Чтения последних месяцев наводят мое внимание на формирование — даже, пожалуй, стремительное созревание и внутреннюю дифференциацию — того, что можно назвать травматическим дискурсом в новейшей русской словесности: складывание корпуса не (обязательно) знающих друг о друге, но определяемых самим воздухом времени текстов, посвященных выговариванию — словесному, символическому освоению — либо травмы (или совокупности таковых), либо принципиальной травмируемости, уязвимости человека, неустранимой хрупкости и бедственности его положения в мире вообще. К этой его бедственности, к принципиальной катастрофичности его удела, несомненно, имеют отношение — даже прямое — и социальные, и политические обстоятельства, но их положение в этом смысле не привилегированное: они — на равных правах со многими иными факторами. Одной из важнейших задач литературы, пишущейся сегодня на русском языке (неважно, по какую сторону от границ государства российского) видится мне выработка средств к тому, чтобы говорить об этом, видеть это, понимать это, жить с этим.
Если искать свежих примеров в недавно прочитанном, в выполнении этой задачи сходятся, например, — двигаясь из совершенно разных отправных точек, очень разные эстетически — стихотворный сборник Линор Горалик «Всенощная зверь» и «Маннелиг в цепях» Ильи Данишевского — сложноустроенный текст (многотекстье) между (квази?)исповедальной, (квази?)автобиографической прозой и метафизическим, визионерским, шаманским верлибром, расплавляющий в себе элементы и того и другого. Эти два текста тем упорнее видятся выражающими некоторую общую, превосходящую каждый из них тенденцию, что написаны людьми разных поколений и с очень разным социальным опытом.

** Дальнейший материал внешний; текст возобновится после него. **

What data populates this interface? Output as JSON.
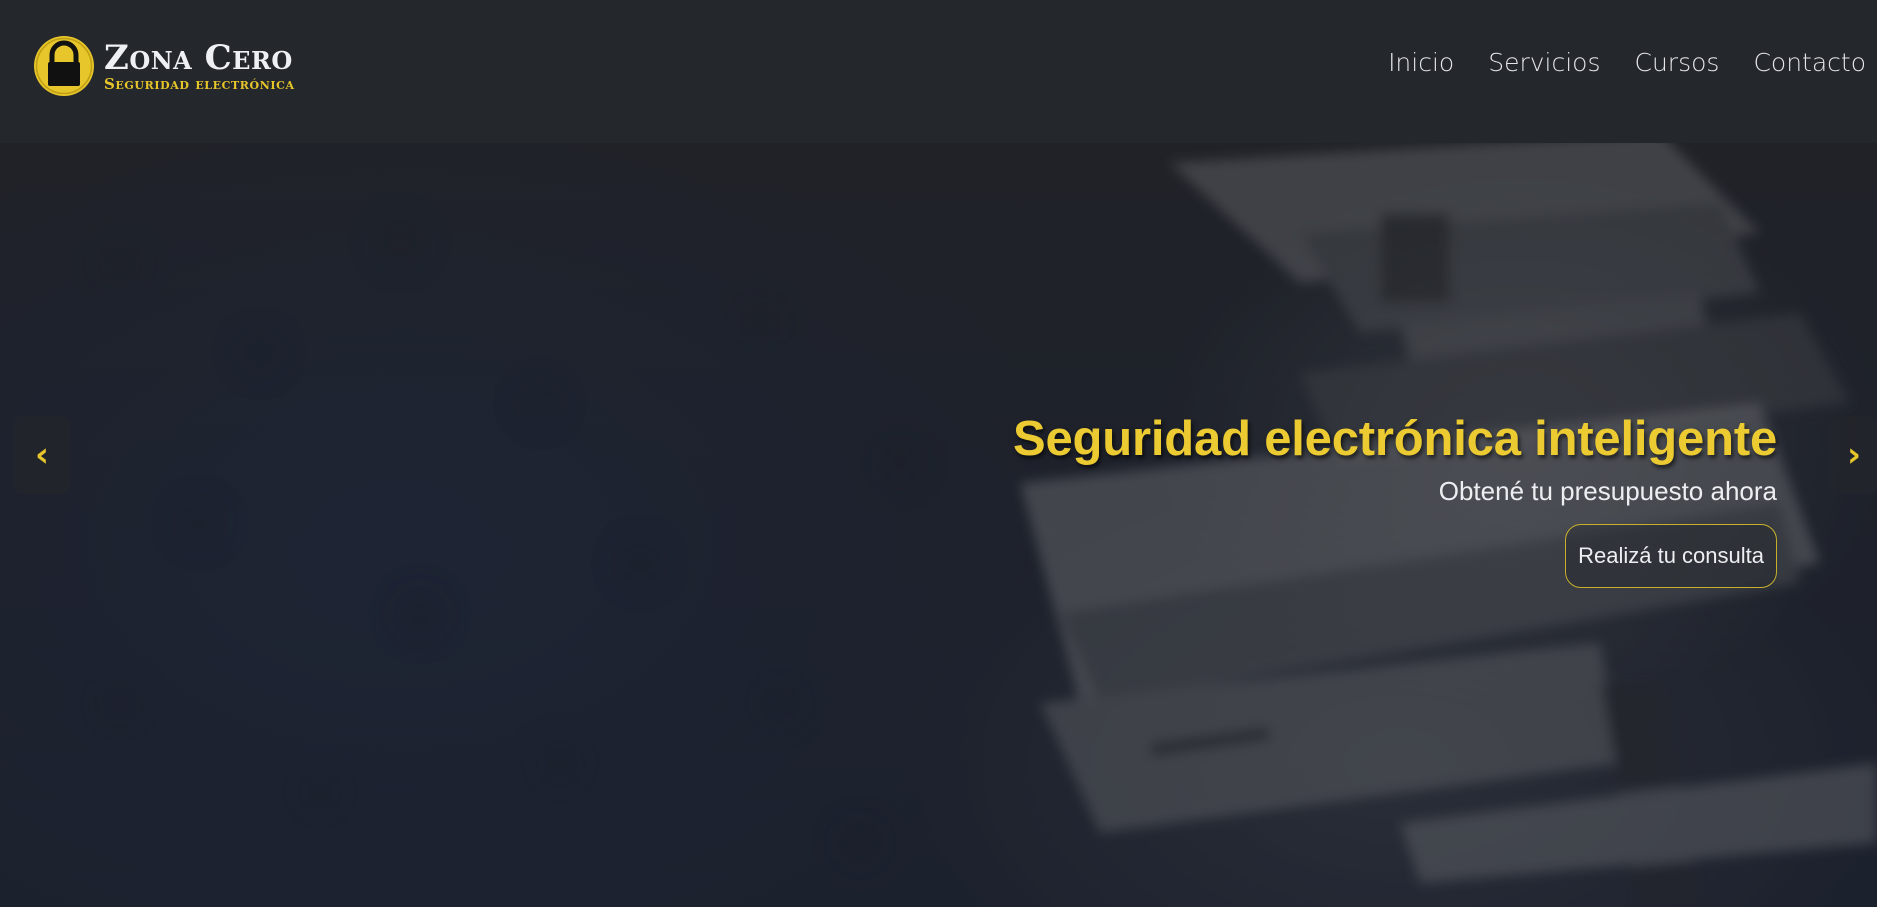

Оба — если говорить совсем коротко — о глубоком и темном, что сопровождало и сопровождает человека всегда, но чему сопротивляется культурное зрение, отправляет его в зону слепоты — и именно поэтому не слишком умеет его видеть. В предисловии к книге Данишевского Елена Фанайлова не зря замечает, что первое чувство, накрывающее читателя в связи с нею — «недоумение, что хотел сказать автор. Недоумение от предъявленного потока жизни, от неспособности автора к <…> моральному финалу для зрителя». Автор же «хотел сказать» о корнях человеческого. О лежащем глубже логики и, что еще того важнее, глубже этики (которая ведь — тоже механизм, защищающий от хаоса, особенно внутреннего, от живущих в человеке разрушительных сил — совершенно неотделимых в своем истоке от его витальности, от сил животворящих).
Каждый из этих текстов — на свой лад — совершенно беспощаден и к читателю, и к самому говорящему. «Всенощная зверь» в этом смысле, пожалуй, еще немилосерднее «Всех, способных дышать дыхание» — романа, который тоже имеет прямое отношение к обсуждаемой нами сейчас смысловой работе и к которому — так и хочется думать — «Зверь» образует своего рода поэтический комментарий, по крайней мере — очень естественно в качестве такого комментария читается. Немилосерднее она потому, что роман все-таки основан на фантастическом допущении, и действие его сдвинуто хоть и в ближайшее, но все-таки в будущее, а «Зверь» — о том, что здесь, сейчас, всегда. Хотя на самом-то деле эта немилосердность — прямое следствие огромного сострадания к человеку в его «страшной боли бытия».
Каждый сметает границы между «дозволенным» и «недозволенным», каждый выжигает самую возможность успокоительных иллюзий, превращая читателя, чутко следующего предлагаемыми текстом путями, в сплошную разверстую рану. Авторы каждого из этих текстов прямо называют неназываемое, заставляют — себя и нас — смотреть на то, от чего человек уже из простых защитных соображений склонен отводить глаза.
Все это заставляет думать о названных текстах как о ростках — сильных, жизнеспособных — «литературы травмы»: травмы не как того, что должно быть и может быть исцелено, но как коренного свойства человека, в каком-то смысле — как условия самой его человечности. О литературе «болевого зрения». А тем самым — и о расширении области культурной восприимчивости.